Le CEO de Trevi se montre très optimiste pour le marché résidentiel, malgré la petite baisse de l'indice des prix au troisième trimestre. Le marché est selon lui très soutenu par les investisseurs, qui profitent des taux bas et recherchent la stabilité au vu de la volatilité des Bourses.
©imageglobe

L'indice Trevi, calculé par le réseau d'agences du même nom, a enregistré une légère correction au troisième trimestre de 2015, la première depuis plus d'un an. L'indice s'est établi à 110,89, contre 111,01 au trimestre précédent. Toutefois, le CEO de Trevi, Eric Verlinden, refuse de parler d'une tendance baissière de fond...

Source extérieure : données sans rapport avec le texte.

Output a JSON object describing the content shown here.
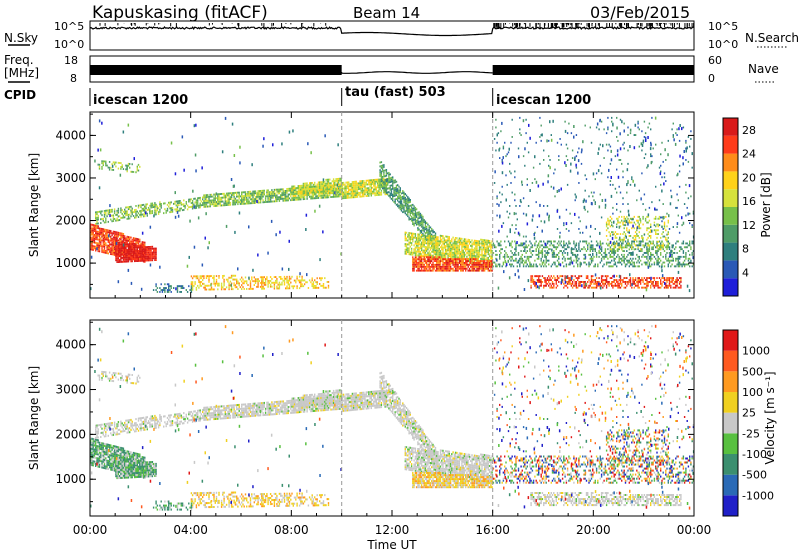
{
  "header": {
    "site": "Kapuskasing (fitACF)",
    "beam": "Beam 14",
    "date": "03/Feb/2015"
  },
  "strip_sky": {
    "left_label": "N.Sky",
    "right_label": "N.Search",
    "left_ticks": [
      "10^5",
      "10^0"
    ],
    "right_ticks": [
      "10^5",
      "10^0"
    ]
  },
  "strip_freq": {
    "left_label_1": "Freq.",
    "left_label_2": "[MHz]",
    "right_label": "Nave",
    "left_ticks": [
      "18",
      "8"
    ],
    "right_ticks": [
      "60",
      "0"
    ]
  },
  "cpid": {
    "label": "CPID",
    "segments": [
      {
        "name": "icescan 1200",
        "start_hour": 0
      },
      {
        "name": "tau (fast) 503",
        "start_hour": 10
      },
      {
        "name": "icescan 1200",
        "start_hour": 16
      }
    ]
  },
  "chart_data": [
    {
      "type": "heatmap",
      "name": "power",
      "xlabel": "Time UT",
      "ylabel": "Slant Range [km]",
      "x_ticks": [
        "00:00",
        "04:00",
        "08:00",
        "12:00",
        "16:00",
        "20:00",
        "00:00"
      ],
      "x_range_hours": [
        0,
        24
      ],
      "y_range_km": [
        180,
        4550
      ],
      "y_ticks": [
        1000,
        2000,
        3000,
        4000
      ],
      "y_tick_labels": [
        "1000",
        "2000",
        "3000",
        "4000"
      ],
      "colorbar": {
        "label": "Power [dB]",
        "range": [
          0,
          30
        ],
        "ticks": [
          "4",
          "8",
          "12",
          "16",
          "20",
          "24",
          "28"
        ],
        "colors": [
          "#1f1fd9",
          "#2a59b6",
          "#2f7f7e",
          "#4f9c67",
          "#77c04a",
          "#d6e23c",
          "#ffd21a",
          "#ff8c1a",
          "#ff3b1a",
          "#d91a1a"
        ]
      },
      "vertical_markers_hours": [
        10,
        16
      ]
    },
    {
      "type": "heatmap",
      "name": "velocity",
      "xlabel": "Time UT",
      "ylabel": "Slant Range [km]",
      "x_ticks": [
        "00:00",
        "04:00",
        "08:00",
        "12:00",
        "16:00",
        "20:00",
        "00:00"
      ],
      "x_range_hours": [
        0,
        24
      ],
      "y_range_km": [
        180,
        4550
      ],
      "y_ticks": [
        1000,
        2000,
        3000,
        4000
      ],
      "y_tick_labels": [
        "1000",
        "2000",
        "3000",
        "4000"
      ],
      "colorbar": {
        "label": "Velocity [m s⁻¹]",
        "ticks": [
          "1000",
          "500",
          "100",
          "25",
          "-25",
          "-100",
          "-500",
          "-1000"
        ],
        "colors": [
          "#2020c8",
          "#2a6ab6",
          "#3b8f6f",
          "#58c040",
          "#c8c8c8",
          "#f0d020",
          "#ff9a20",
          "#ff5a20",
          "#e01818"
        ]
      },
      "vertical_markers_hours": [
        10,
        16
      ]
    }
  ]
}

"Le marché résidentiel belge ne connaîtra pas pour le moment de baisse significative. Quand nous voyons l'engouement des Belges pour les placements immobiliers, et la forte demande locative consécutive à une politique plus sélective d'octroi de crédit pour les acquéreurs par l'ensemble de nos banques, nous pouvons rester optimistes", affirme-t-il.

Quant à l'idée d'une bulle qui se formerait sur le marché locatif en raison d'une offre excédentaire provoquée par tous ces investisseurs, Eric Verlinden cherche à rassurer : "tant que l'investisseur veillera à offrir un produit personnalisé dans un environnement pas trop concurrentiel à un prix juste, il pourra dormir tranquille". Il estime que les locataires sont nombreux, principalement sur les tranches de prix suivantes:

  • entre 500 et 650 euros par mois pour un studio,
  • entre 650 et 800 euros par mois pour un appartement une chambre,
  • entre 750 et 950 euros par mois pour un appartement deux chambres.


Trois éléments de soutien

Eric Verlinden parle d'une force tranquille du marché belge et évoque trois raisons qui le soutiennent.

1) Le niveau des transactions, avec une hausse de 4% pour le réseau d'agences Trevi sur la même période. Seul le marché du prestige reste compliqué.

2) Les taux d'intérêts toujours très bas, maintenus faibles par les banques centrales. La croissance économique ne s'emballant pas, on peut imaginer qu'ils resteront bas encore quelques temps.

3) La volatilité des marchés financiers. Une volatilité "indisposante", qui pousse les investisseurs à vouloir arrêter de vivre "sur des montagnes russes, souhaitant investir sereinement avec une vue à long terme".

Reprenant tout de même les termes des marchés financiers, Eric Verlinden conclut en restant persuadé que le marché résidentiel offre des perpectives "triple A" pour les investisseurs et acquéreurs occupants, et affirme que les prix de l'immobilier devraient connaître une belle envolée dans les deux ou trois années à venir.